OK, now I'm rambling!

Diana, you described the band of brothers thing perfectly! Sudden angst -- why, why, why?!

Darcy Burke said...

Brilliant post, Lace. And thank you Diana, I loved the HP7 epilogue too. Everyone has such great, thought-provoking comments today. I don't have a preference on arcs. Some characters require steep arcs, while others can be more gradual. Totally depends on that stuff you throw at them.

Carrie Ryan said...

Diana -- I'm totally with you on that. It's like every happy go lucky side kick is hiding deep pain and agnst just waiting to be explored.

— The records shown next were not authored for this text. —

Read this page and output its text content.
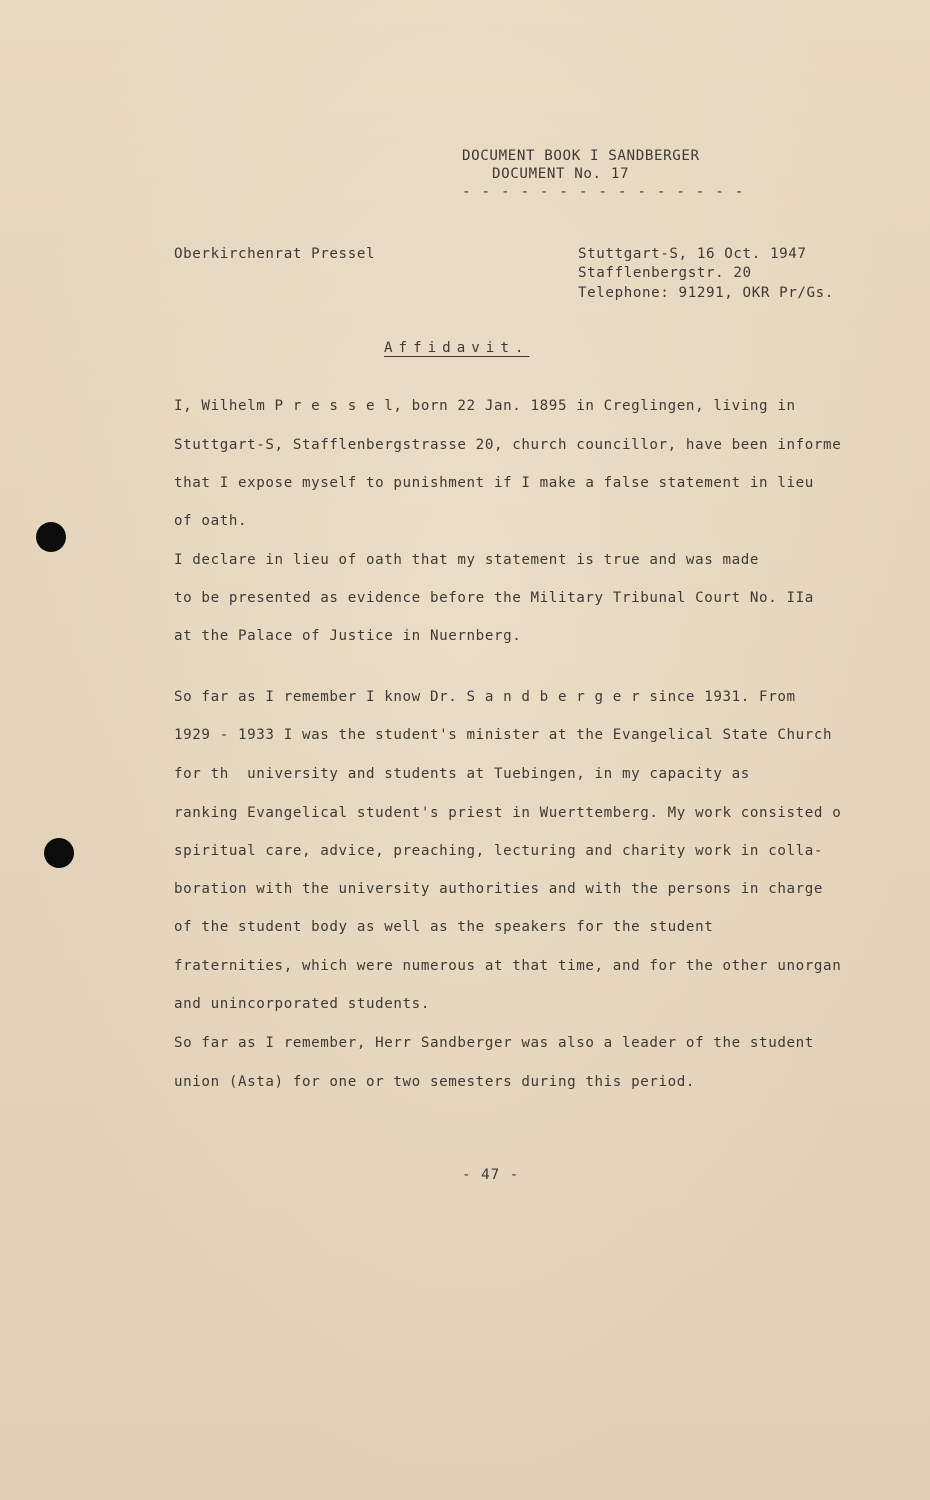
DOCUMENT BOOK I SANDBERGER
DOCUMENT No. 17
- - - - - - - - - - - - - - -
Oberkirchenrat Pressel	Stuttgart-S, 16 Oct. 1947
Stafflenbergstr. 20
Telephone: 91291, OKR Pr/Gs.
Affidavit.
I, Wilhelm P r e s s e l, born 22 Jan. 1895 in Creglingen, living in
Stuttgart-S, Stafflenbergstrasse 20, church councillor, have been informe
that I expose myself to punishment if I make a false statement in lieu
of oath.
I declare in lieu of oath that my statement is true and was made
to be presented as evidence before the Military Tribunal Court No. IIa
at the Palace of Justice in Nuernberg.
So far as I remember I know Dr. S a n d b e r g e r since 1931. From
1929 - 1933 I was the student's minister at the Evangelical State Church
for th  university and students at Tuebingen, in my capacity as
ranking Evangelical student's priest in Wuerttemberg. My work consisted o
spiritual care, advice, preaching, lecturing and charity work in colla-
boration with the university authorities and with the persons in charge
of the student body as well as the speakers for the student
fraternities, which were numerous at that time, and for the other unorgan
and unincorporated students.
So far as I remember, Herr Sandberger was also a leader of the student
union (Asta) for one or two semesters during this period.
- 47 -
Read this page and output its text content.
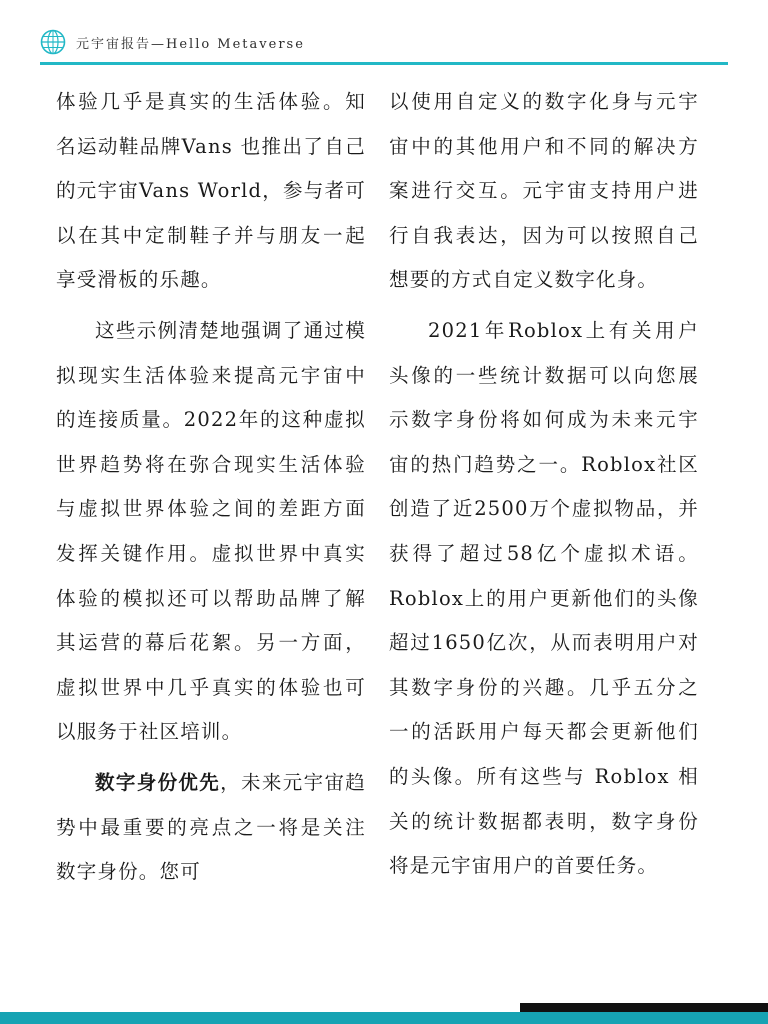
元宇宙报告—Hello Metaverse

体验几乎是真实的生活体验。知名运动鞋品牌Vans 也推出了自己的元宇宙Vans World，参与者可以在其中定制鞋子并与朋友一起享受滑板的乐趣。

这些示例清楚地强调了通过模拟现实生活体验来提高元宇宙中的连接质量。2022年的这种虚拟世界趋势将在弥合现实生活体验与虚拟世界体验之间的差距方面发挥关键作用。虚拟世界中真实体验的模拟还可以帮助品牌了解其运营的幕后花絮。另一方面，虚拟世界中几乎真实的体验也可以服务于社区培训。

数字身份优先，未来元宇宙趋势中最重要的亮点之一将是关注数字身份。您可

以使用自定义的数字化身与元宇宙中的其他用户和不同的解决方案进行交互。元宇宙支持用户进行自我表达，因为可以按照自己想要的方式自定义数字化身。

2021年Roblox上有关用户头像的一些统计数据可以向您展示数字身份将如何成为未来元宇宙的热门趋势之一。Roblox社区创造了近2500万个虚拟物品，并获得了超过58亿个虚拟术语。Roblox上的用户更新他们的头像超过1650亿次，从而表明用户对其数字身份的兴趣。几乎五分之一的活跃用户每天都会更新他们的头像。所有这些与 Roblox 相关的统计数据都表明，数字身份将是元宇宙用户的首要任务。
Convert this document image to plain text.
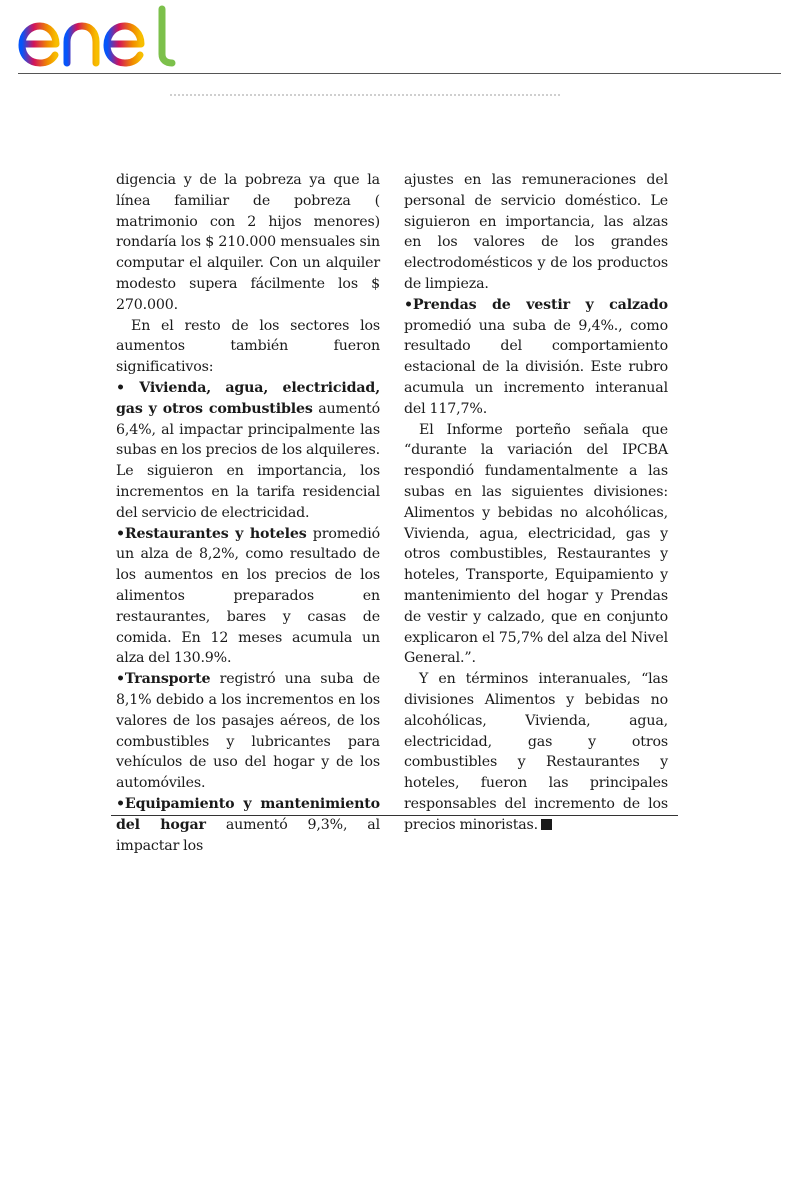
digencia y de la pobreza ya que la línea familiar de pobreza ( matrimonio con 2 hijos menores) rondaría los $ 210.000 mensuales sin computar el alquiler. Con un alquiler modesto supera fácilmente los $ 270.000.

En el resto de los sectores los aumentos también fueron significativos:

• Vivienda, agua, electricidad, gas y otros combustibles aumentó 6,4%, al impactar principalmente las subas en los precios de los alquileres. Le siguieron en importancia, los incrementos en la tarifa residencial del servicio de electricidad.

•Restaurantes y hoteles promedió un alza de 8,2%, como resultado de los aumentos en los precios de los alimentos preparados en restaurantes, bares y casas de comida. En 12 meses acumula un alza del 130.9%.

•Transporte registró una suba de 8,1% debido a los incrementos en los valores de los pasajes aéreos, de los combustibles y lubricantes para vehículos de uso del hogar y de los automóviles.

•Equipamiento y mantenimiento del hogar aumentó 9,3%, al impactar los

ajustes en las remuneraciones del personal de servicio doméstico. Le siguieron en importancia, las alzas en los valores de los grandes electrodomésticos y de los productos de limpieza.

•Prendas de vestir y calzado promedió una suba de 9,4%., como resultado del comportamiento estacional de la división. Este rubro acumula un incremento interanual del 117,7%.

El Informe porteño señala que “durante la variación del IPCBA respondió fundamentalmente a las subas en las siguientes divisiones: Alimentos y bebidas no alcohólicas, Vivienda, agua, electricidad, gas y otros combustibles, Restaurantes y hoteles, Transporte, Equipamiento y mantenimiento del hogar y Prendas de vestir y calzado, que en conjunto explicaron el 75,7% del alza del Nivel General.”.

Y en términos interanuales, “las divisiones Alimentos y bebidas no alcohólicas, Vivienda, agua, electricidad, gas y otros combustibles y Restaurantes y hoteles, fueron las principales responsables del incremento de los precios minoristas.
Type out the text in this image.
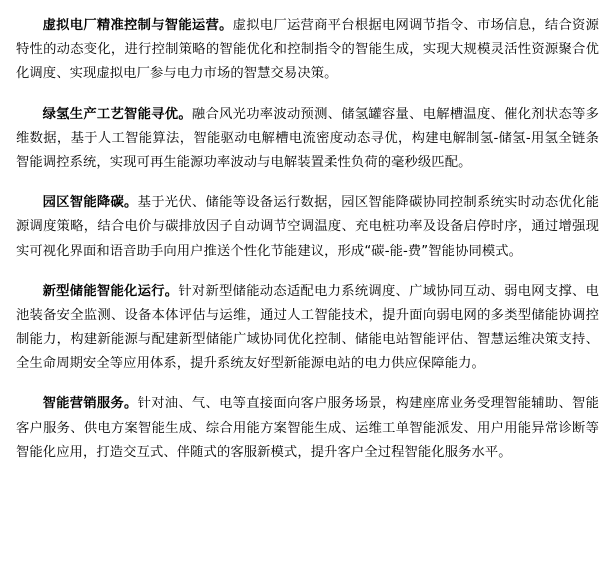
虚拟电厂精准控制与智能运营。虚拟电厂运营商平台根据电网调节指令、市场信息，结合资源特性的动态变化，进行控制策略的智能优化和控制指令的智能生成，实现大规模灵活性资源聚合优化调度、实现虚拟电厂参与电力市场的智慧交易决策。

绿氢生产工艺智能寻优。融合风光功率波动预测、储氢罐容量、电解槽温度、催化剂状态等多维数据，基于人工智能算法，智能驱动电解槽电流密度动态寻优，构建电解制氢-储氢-用氢全链条智能调控系统，实现可再生能源功率波动与电解装置柔性负荷的毫秒级匹配。

园区智能降碳。基于光伏、储能等设备运行数据，园区智能降碳协同控制系统实时动态优化能源调度策略，结合电价与碳排放因子自动调节空调温度、充电桩功率及设备启停时序，通过增强现实可视化界面和语音助手向用户推送个性化节能建议，形成“碳-能-费”智能协同模式。

新型储能智能化运行。针对新型储能动态适配电力系统调度、广域协同互动、弱电网支撑、电池装备安全监测、设备本体评估与运维，通过人工智能技术，提升面向弱电网的多类型储能协调控制能力，构建新能源与配建新型储能广域协同优化控制、储能电站智能评估、智慧运维决策支持、全生命周期安全等应用体系，提升系统友好型新能源电站的电力供应保障能力。

智能营销服务。针对油、气、电等直接面向客户服务场景，构建座席业务受理智能辅助、智能客户服务、供电方案智能生成、综合用能方案智能生成、运维工单智能派发、用户用能异常诊断等智能化应用，打造交互式、伴随式的客服新模式，提升客户全过程智能化服务水平。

The thing that really bothered me with the HP epilogue is that there were too many names too quickly and I got confused. I'm really easy to consuse with names :)

Jackie Barbosa said...

Well, you know I'm totally with you here, Lacey. I love a book where the characters grow and change, but they have to be shown in the process of that growth and change, or the story will lose me.

As to the HP epilogue, I can register an opinion, seeing as how I (gasp) have never managed to get past the first chapter of the first book.

Bill Clark said...

Camilla said,

the path wasn't "oh, you're hot and I'm hot, let's have sex, oh we should move in together, I love you!" was it?